Come Barboni e Guerra, gli spettacoli che il pubblico udinese ha apprezzato nelle scorse stagioni, anche Esodo nasce da un'arte che è frutto di una mancanza e di una ferita. Il filo che Pippo Delbono ha seguito stavolta è quello dell'esodo, fisico e interiore, teso ancora una volta sopra la rete di incontri, relazioni, legami nati tra il gruppo storico della sua compagnia -il piccoletto Bobò, la rotonda Elena, il  trasformista Gustavo…- e molte altre persone, molte altre storie, molti extracomunitari incontrati nei diversi Paesi e città nei suoi giri del mondo con il teatro. «lo chiedevo una loro attenzione artistica, loro chiedevano soldi per mangiare. lo proponevo una dimensione poetica, e loro mi rispondevano con la necessità di raccontare cose semplici, ovvie, scontate per chi si trova tutti i giorni nella lotta di cercare lavoro e casa, e di sentirsi sempre in una situazione di emarginazione». Se ne sono andati dalla propria terra Fadel e Mohamad, l'argentino Pepe, il nomade Mr.

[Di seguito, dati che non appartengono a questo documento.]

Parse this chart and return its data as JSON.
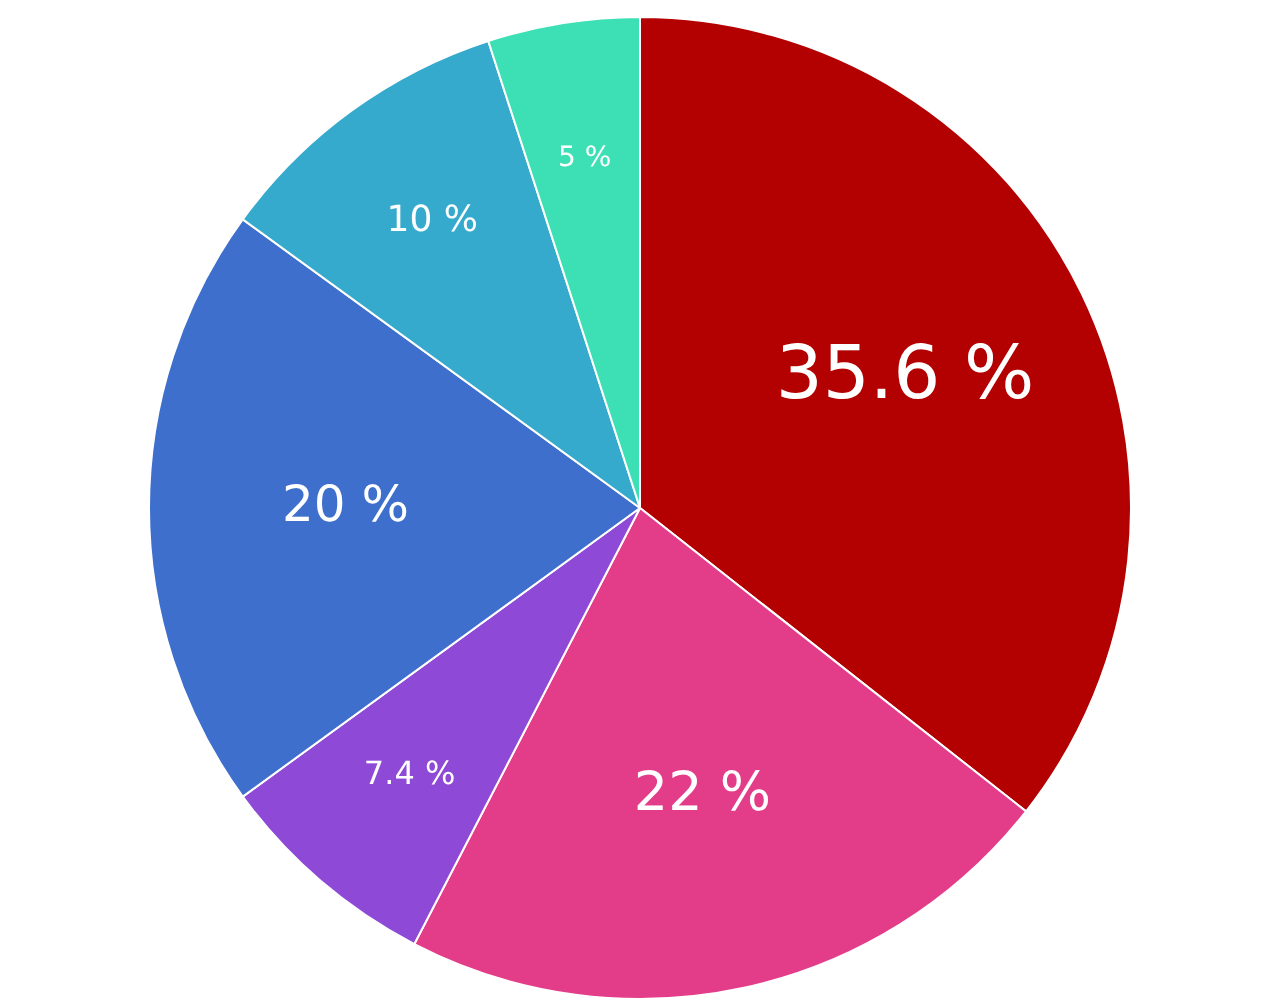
{
  "chart_data": {
    "type": "pie",
    "categories": [
      null,
      null,
      null,
      null,
      null,
      null
    ],
    "values": [
      35.6,
      22,
      7.4,
      20,
      10,
      5
    ],
    "colors": [
      "#b30000",
      "#e33d8a",
      "#8e4ad6",
      "#3e6fcc",
      "#35aacc",
      "#3de0b4"
    ],
    "value_labels": [
      "35.6 %",
      "22 %",
      "7.4 %",
      "20 %",
      "10 %",
      "5 %"
    ],
    "legend": false
  }
}
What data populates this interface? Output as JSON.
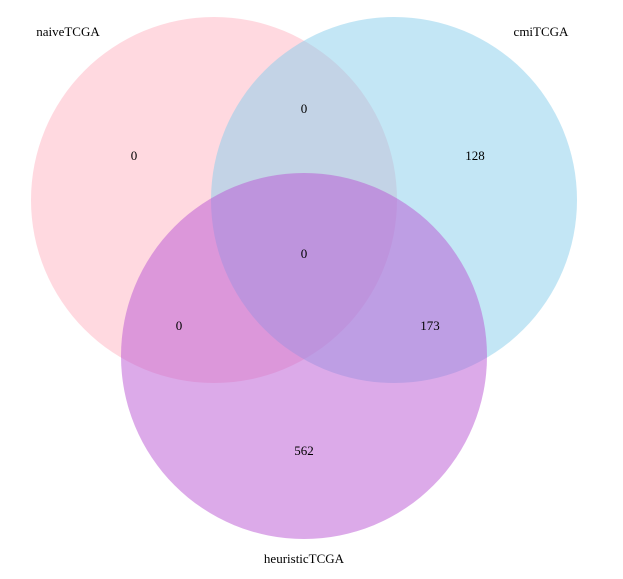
{
  "sets": [
    {
      "key": "naive",
      "label": "naiveTCGA",
      "color": "#FFC0CB"
    },
    {
      "key": "cmi",
      "label": "cmiTCGA",
      "color": "#87CEEB"
    },
    {
      "key": "heuristic",
      "label": "heuristicTCGA",
      "color": "#BA55D3"
    }
  ],
  "regions": {
    "naive_only": "0",
    "cmi_only": "128",
    "heuristic_only": "562",
    "naive_cmi": "0",
    "naive_heuristic": "0",
    "cmi_heuristic": "173",
    "all_three": "0"
  }
}
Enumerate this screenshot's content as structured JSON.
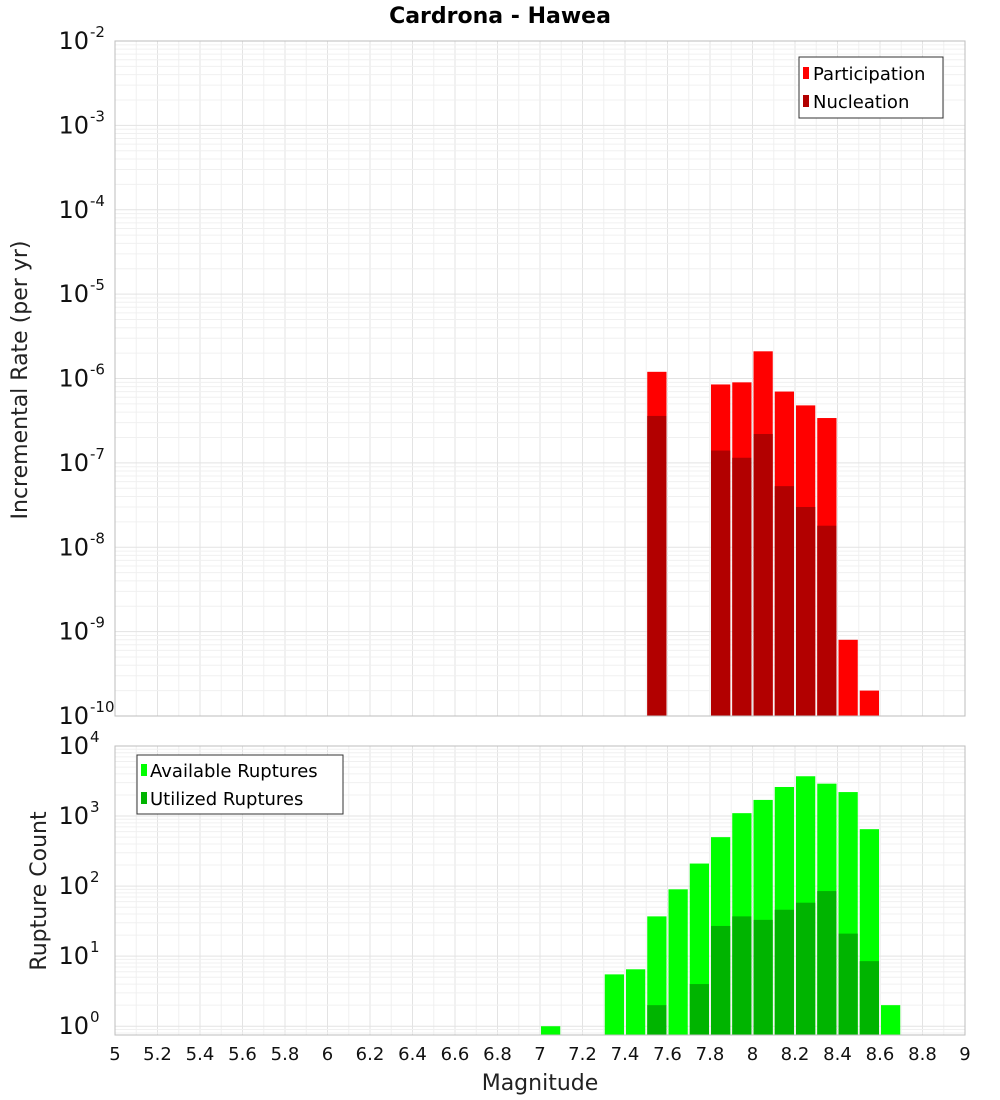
{
  "title": "Cardrona - Hawea",
  "colors": {
    "participation": "#ff0000",
    "nucleation": "#b20000",
    "available": "#00ff00",
    "utilized": "#00b400"
  },
  "chart_data": [
    {
      "type": "bar",
      "title": "Cardrona - Hawea",
      "xlabel": "Magnitude",
      "ylabel": "Incremental Rate (per yr)",
      "yscale": "log",
      "ylim_exponents": [
        -10,
        -2
      ],
      "ytick_base": "10",
      "ytick_exponents": [
        "-2",
        "-3",
        "-4",
        "-5",
        "-6",
        "-7",
        "-8",
        "-9",
        "-10"
      ],
      "xlim": [
        5,
        9
      ],
      "bin_width": 0.1,
      "legend": {
        "position": "top-right",
        "entries": [
          "Participation",
          "Nucleation"
        ]
      },
      "x": [
        7.55,
        7.85,
        7.95,
        8.05,
        8.15,
        8.25,
        8.35,
        8.45,
        8.55
      ],
      "series": [
        {
          "name": "Participation",
          "values": [
            1.2e-06,
            8.5e-07,
            9e-07,
            2.1e-06,
            7e-07,
            4.8e-07,
            3.4e-07,
            8e-10,
            2e-10
          ]
        },
        {
          "name": "Nucleation",
          "values": [
            3.6e-07,
            1.4e-07,
            1.15e-07,
            2.2e-07,
            5.3e-08,
            3e-08,
            1.8e-08,
            null,
            null
          ]
        }
      ]
    },
    {
      "type": "bar",
      "xlabel": "Magnitude",
      "ylabel": "Rupture Count",
      "yscale": "log",
      "ylim": [
        0.75,
        10000
      ],
      "ytick_base": "10",
      "ytick_exponents": [
        "4",
        "3",
        "2",
        "1",
        "0"
      ],
      "xlim": [
        5,
        9
      ],
      "xticks": [
        "5",
        "5.2",
        "5.4",
        "5.6",
        "5.8",
        "6",
        "6.2",
        "6.4",
        "6.6",
        "6.8",
        "7",
        "7.2",
        "7.4",
        "7.6",
        "7.8",
        "8",
        "8.2",
        "8.4",
        "8.6",
        "8.8",
        "9"
      ],
      "bin_width": 0.1,
      "legend": {
        "position": "top-left",
        "entries": [
          "Available Ruptures",
          "Utilized Ruptures"
        ]
      },
      "x": [
        7.05,
        7.35,
        7.45,
        7.55,
        7.65,
        7.75,
        7.85,
        7.95,
        8.05,
        8.15,
        8.25,
        8.35,
        8.45,
        8.55,
        8.65
      ],
      "series": [
        {
          "name": "Available Ruptures",
          "values": [
            1,
            5.5,
            6.5,
            37,
            90,
            210,
            500,
            1100,
            1700,
            2600,
            3700,
            2900,
            2200,
            650,
            2
          ]
        },
        {
          "name": "Utilized Ruptures",
          "values": [
            null,
            null,
            null,
            2,
            null,
            4,
            27,
            37,
            33,
            46,
            58,
            85,
            21,
            8.5,
            null
          ]
        }
      ]
    }
  ]
}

Nelson, l'albanese Enkelesa, chi fuggendo per motivi politici, religiosi, di guerra o di tortura, chi per un rapporto instabile, difficile con la vita. Una sensazione di estraneità infinita, che Delbono ha tradotto in una scenografia di rovine, tra le quali, come fiori selvatici, fanno capolino le figure di un circo innalzato con il riso e le lacrime. Un teatro che fa a meno della finzione e in cui si riconoscono i corpi, i volti, le voci nostrane o esotiche che Delbono compone spesso senza premeditazione, come se dettasse una poesia.

Viviamo in una cultura che ama molto inventare metafore sulla guerra, sulla malattia, sull'Aids, sulle dittature, sui mali del mondo. Però questa stessa cultura quei mali non li ha sulla pelle. Allora, secondo me corre il rischio di diventare un po' chic.